Technology companies were the three biggest supports for the Asia-Pacific (MXAP) stock gauge today after Apple’s sale projection and as Yahoo Inc. reported earnings that beat analyst estimates.
Taiwan Semiconductor Manufacturing Co. gained 2.4 percent, Tencent Holdings Ltd., operator of China’s biggest messaging service, increased 2.9 percent and Samsung Electronics Co. (005930) rose 1.6 percent.
Hong Kong shares climbed for a fourth day. The MSCI Hong Kong Index rallied 3.1 percent in October through yesterday, the most among 23 developed markets tracked by MSCI Inc. and one of only two to gain.

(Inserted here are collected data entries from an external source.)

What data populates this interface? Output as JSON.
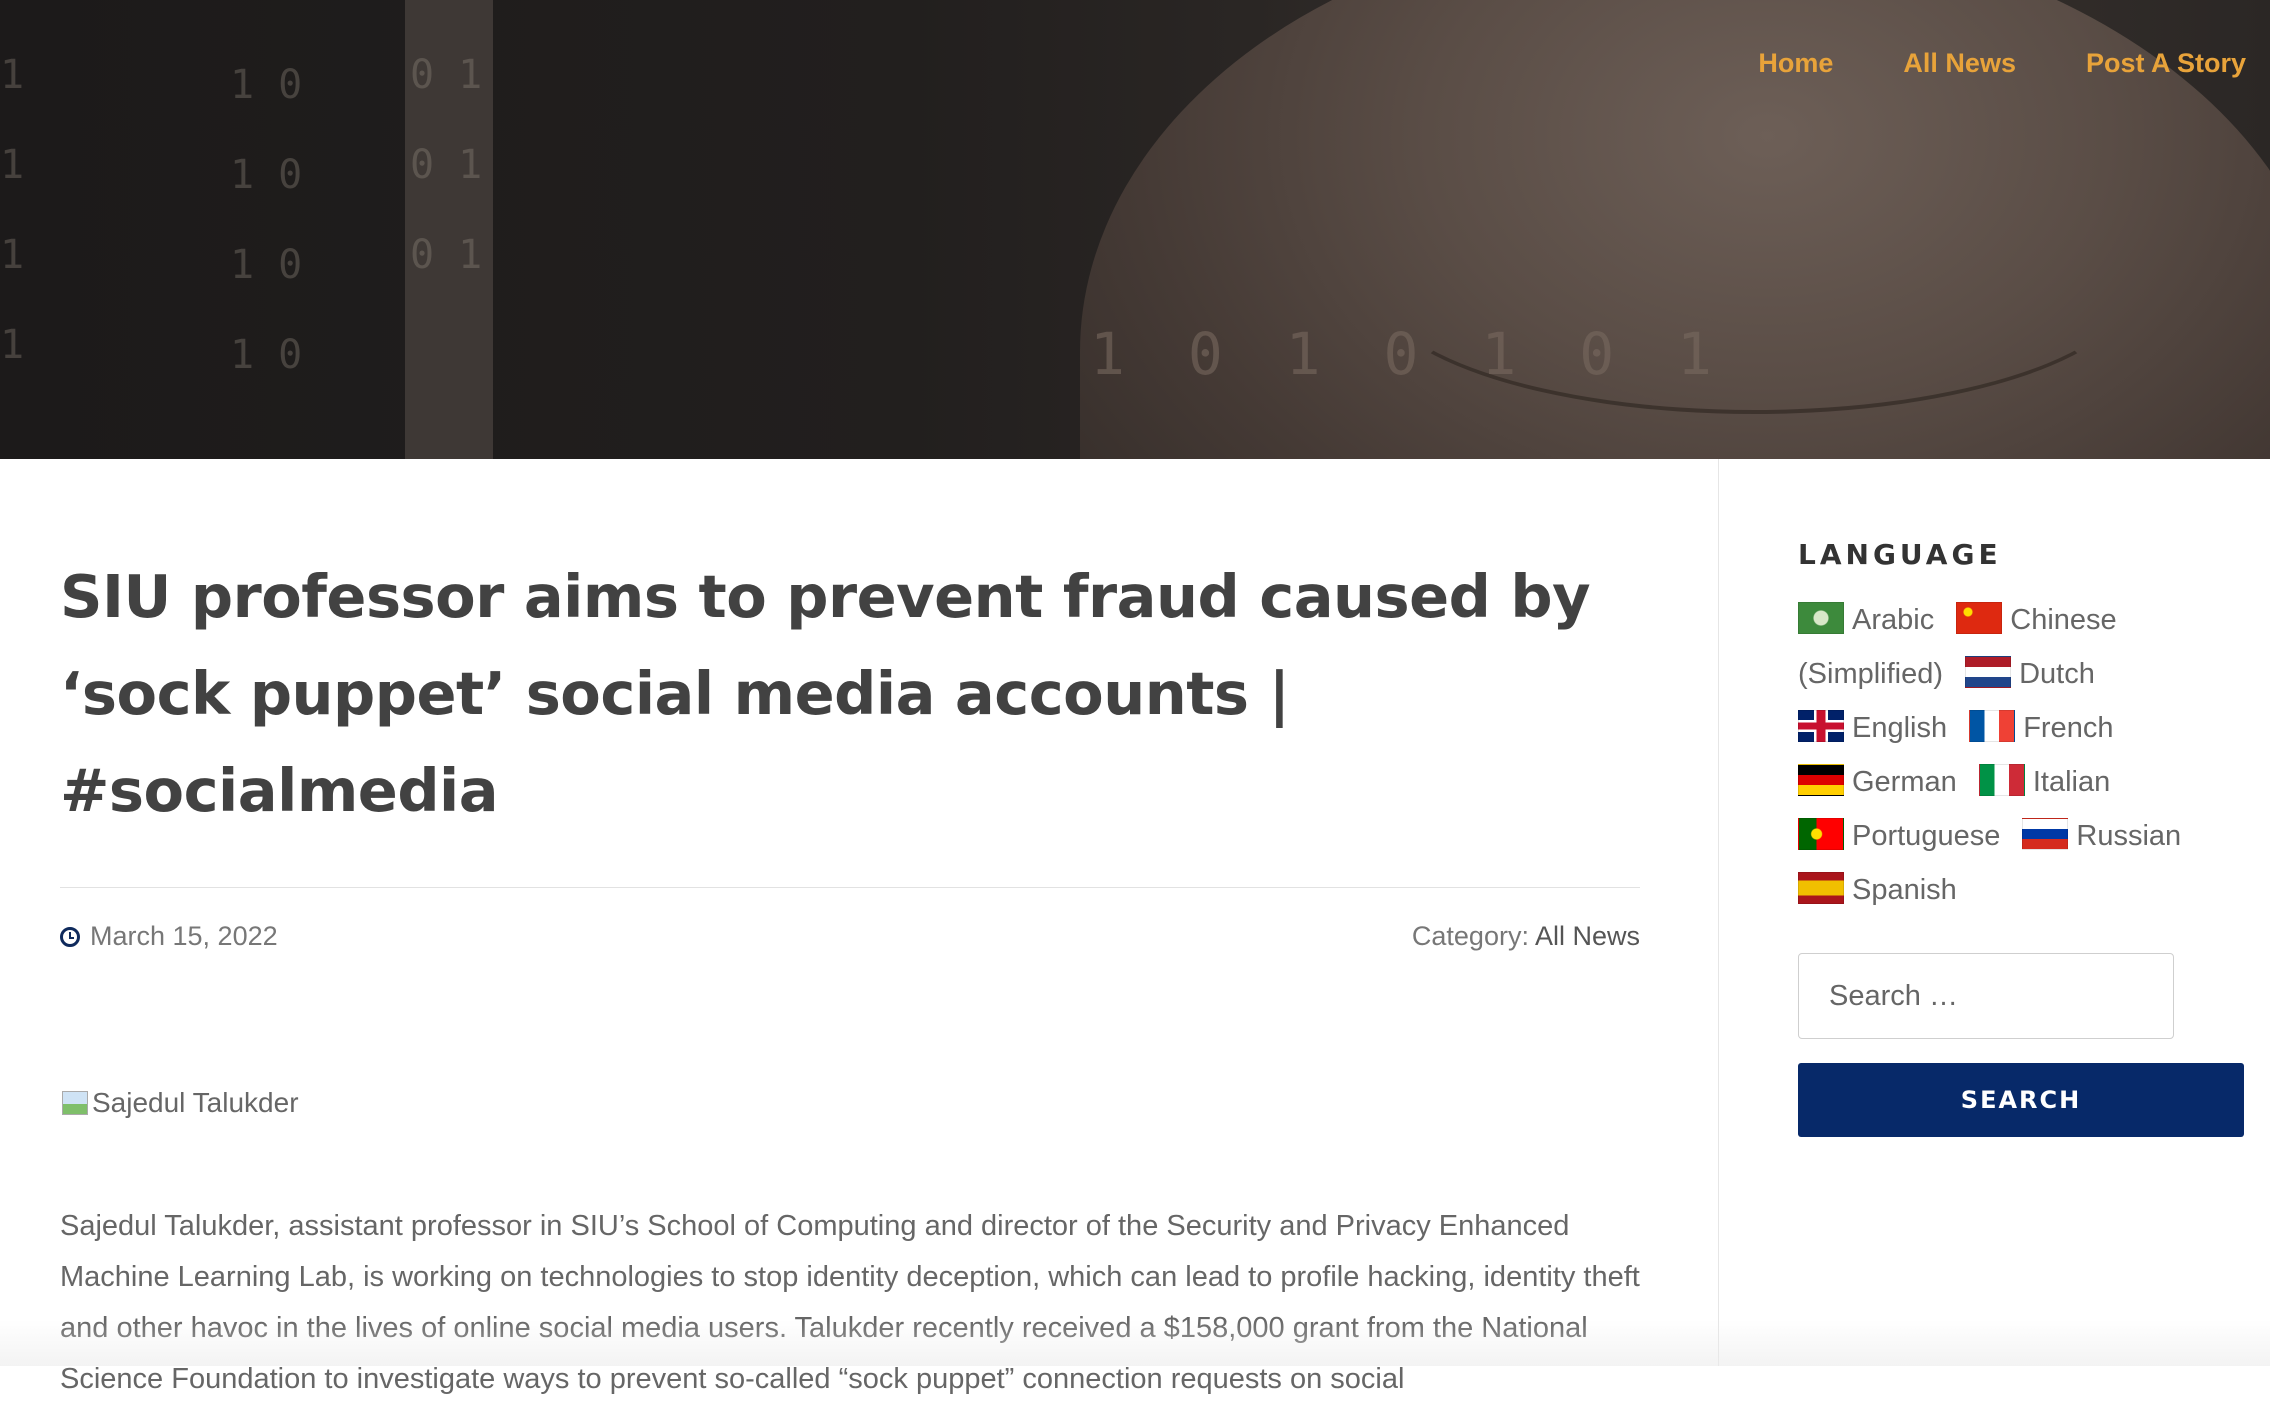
{
  "nav": {
    "items": [
      {
        "label": "Home"
      },
      {
        "label": "All News"
      },
      {
        "label": "Post A Story"
      }
    ]
  },
  "hero": {
    "code_columns": [
      "1\n1\n1\n1",
      "1 0\n1 0\n1 0\n1 0",
      "0 1\n0 1\n0 1"
    ],
    "overlay_text": "1 0 1 0 1 0 1"
  },
  "article": {
    "title": "SIU professor aims to prevent fraud caused by ‘sock puppet’ social media accounts | #socialmedia",
    "date": "March 15, 2022",
    "category_label": "Category:",
    "category_value": "All News",
    "image_alt": "Sajedul Talukder",
    "body": "Sajedul Talukder, assistant professor in SIU’s School of Computing and director of the Security and Privacy Enhanced Machine Learning Lab, is working on technologies to stop identity deception, which can lead to profile hacking, identity theft and other havoc in the lives of online social media users. Talukder recently received a $158,000 grant from the National Science Foundation to investigate ways to prevent so-called “sock puppet” connection requests on social"
  },
  "sidebar": {
    "language_title": "LANGUAGE",
    "languages": [
      {
        "label": "Arabic",
        "flag": "ar"
      },
      {
        "label": "Chinese (Simplified)",
        "flag": "zh"
      },
      {
        "label": "Dutch",
        "flag": "nl"
      },
      {
        "label": "English",
        "flag": "en"
      },
      {
        "label": "French",
        "flag": "fr"
      },
      {
        "label": "German",
        "flag": "de"
      },
      {
        "label": "Italian",
        "flag": "it"
      },
      {
        "label": "Portuguese",
        "flag": "pt"
      },
      {
        "label": "Russian",
        "flag": "ru"
      },
      {
        "label": "Spanish",
        "flag": "es"
      }
    ],
    "search_placeholder": "Search …",
    "search_button": "SEARCH"
  },
  "colors": {
    "nav_accent": "#e8a33a",
    "button_bg": "#072969",
    "title": "#424242"
  }
}
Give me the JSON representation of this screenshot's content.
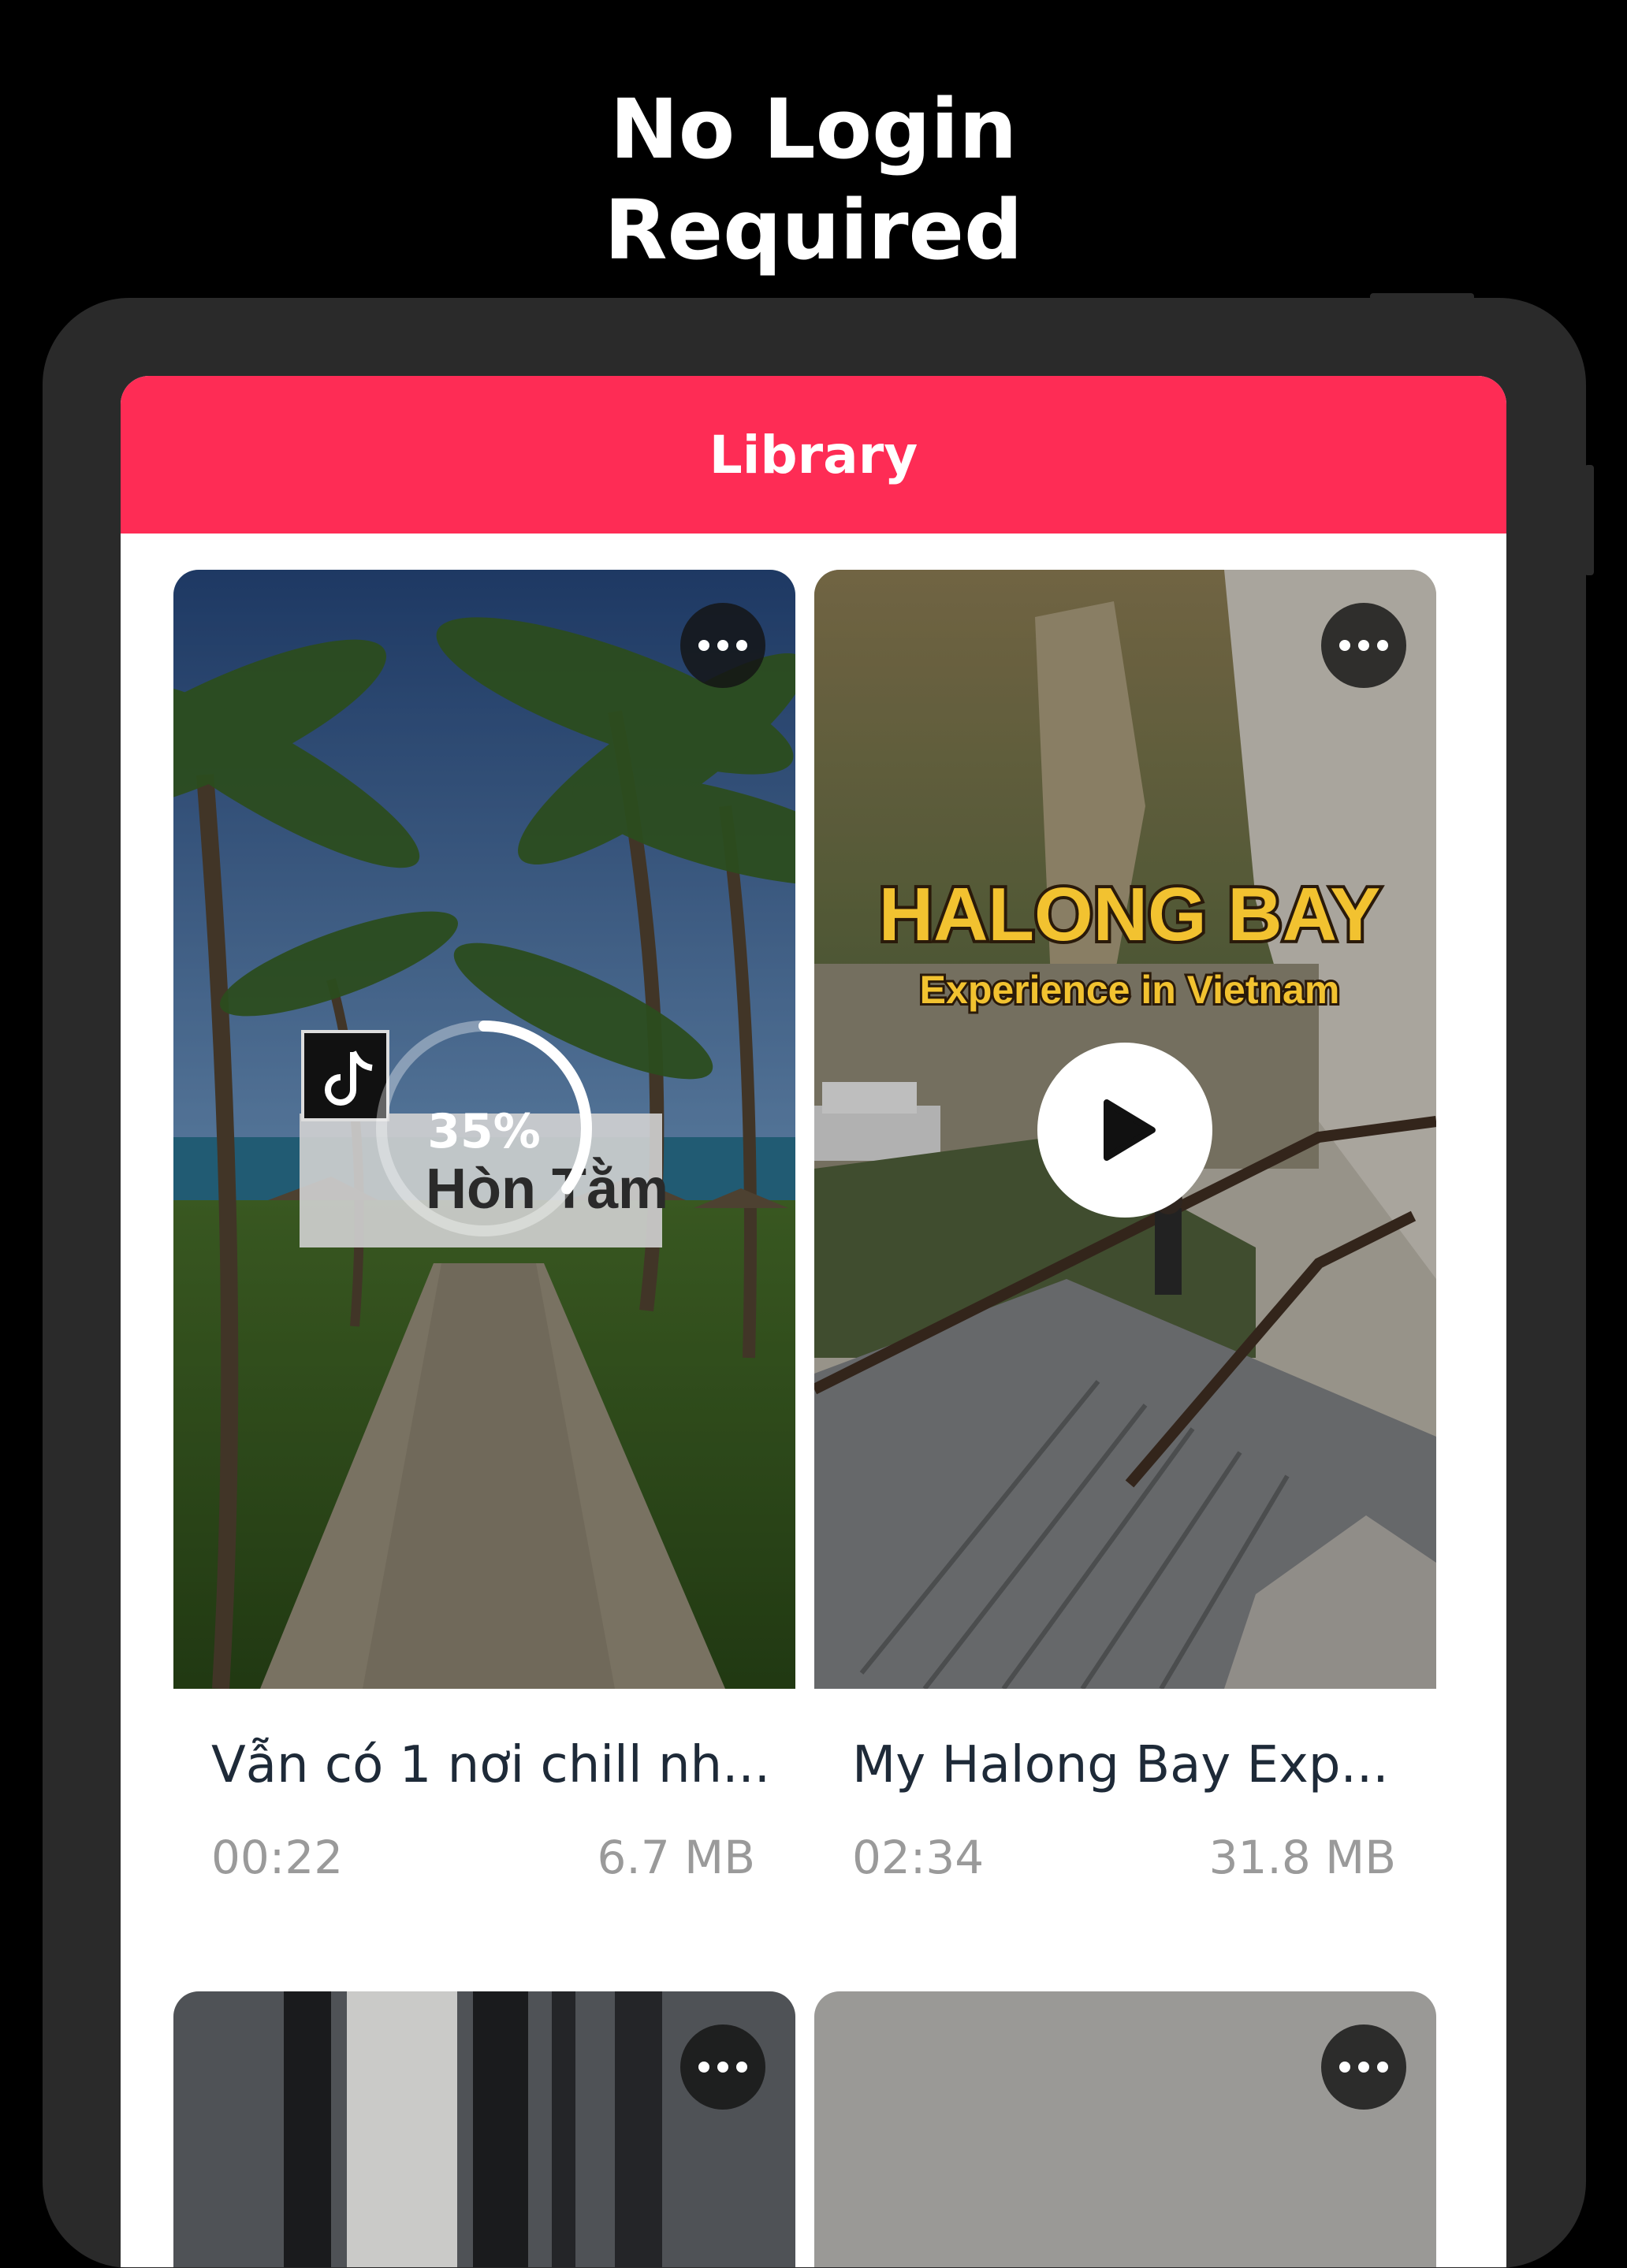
{
  "headline": {
    "line1": "No Login",
    "line2": "Required"
  },
  "navbar": {
    "title": "Library"
  },
  "colors": {
    "accent": "#fe2c55",
    "background": "#000000",
    "bezel": "#2a2a2a",
    "title_text": "#1e2a38",
    "meta_text": "#9a9a9a"
  },
  "videos": [
    {
      "title": "Vẫn có 1 nơi chill nh...",
      "duration": "00:22",
      "size": "6.7 MB",
      "progress_label": "35%",
      "progress": 0.35,
      "overlay_caption": "Hòn Tằm",
      "status": "downloading",
      "more_icon": "ellipsis-icon",
      "badge_icon": "tiktok-icon"
    },
    {
      "title": "My Halong Bay Exp...",
      "duration": "02:34",
      "size": "31.8 MB",
      "overlay_title": "HALONG BAY",
      "overlay_subtitle": "Experience in Vietnam",
      "status": "ready",
      "more_icon": "ellipsis-icon",
      "play_icon": "play-icon"
    },
    {
      "more_icon": "ellipsis-icon"
    },
    {
      "more_icon": "ellipsis-icon"
    }
  ]
}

A gauge of Chinese shares listed in Hong Kong advanced 1.5 percent, heading for the highest close in two weeks, while the Shanghai Composite Index advanced 0.5 percent. China’s benchmark money-market rate fell for a sixth day, signaling fund injections by the central bank have boosted cash in the financial system.
China’s economy remained in a “reasonable range” in the first three quarters of this year, the central government’s website cited Premier Li Keqiang as saying at an APEC finance ministers meeting.
Japan’s Topix gained 4.3 percent this week after falling 5.3 percent last week. The measure is still down more than 7 percent for the month. The Nikkei 225 Stock Average climbed 1.7 percent today.
The S&P 500 climbed the most since Oct. 13 last year as Apple climbed a third day and investors speculated the ECB would increase its stimulus program. The Dow Jones Industrial Average advanced 1.3 percent and the Nasdaq 100 surged 2.6 percent, the most since January 2013, as about 7.2 billion shares traded hands.
Yahoo shares rose as much as 4.8 percent in extended trading, after closing at $40.17 in New York. The stock is down less than 1 percent this year, compared with a 5 percent gain in the Standard & Poor’s 500 Index. For the third quarter, profit, excluding items such as stock-based compensation, was 52 cents a share. Analysts had projected 30 cents.
The Stoxx Europe 600 Index jumped 2.1 percent for only its second advance in 11 days. The ECB bought Italian covered bonds as it returned to the market for a second day under its asset purchase program, according to two people familiar with the move who asked not to be identified because the information is private.
The ECB could make a decision on adding corporate bond purchases to its easing measures as soon as December, Reuters reported, citing several unidentified people. A spokesman for the central bank told Reuters “the Governing Council has taken no such decision.”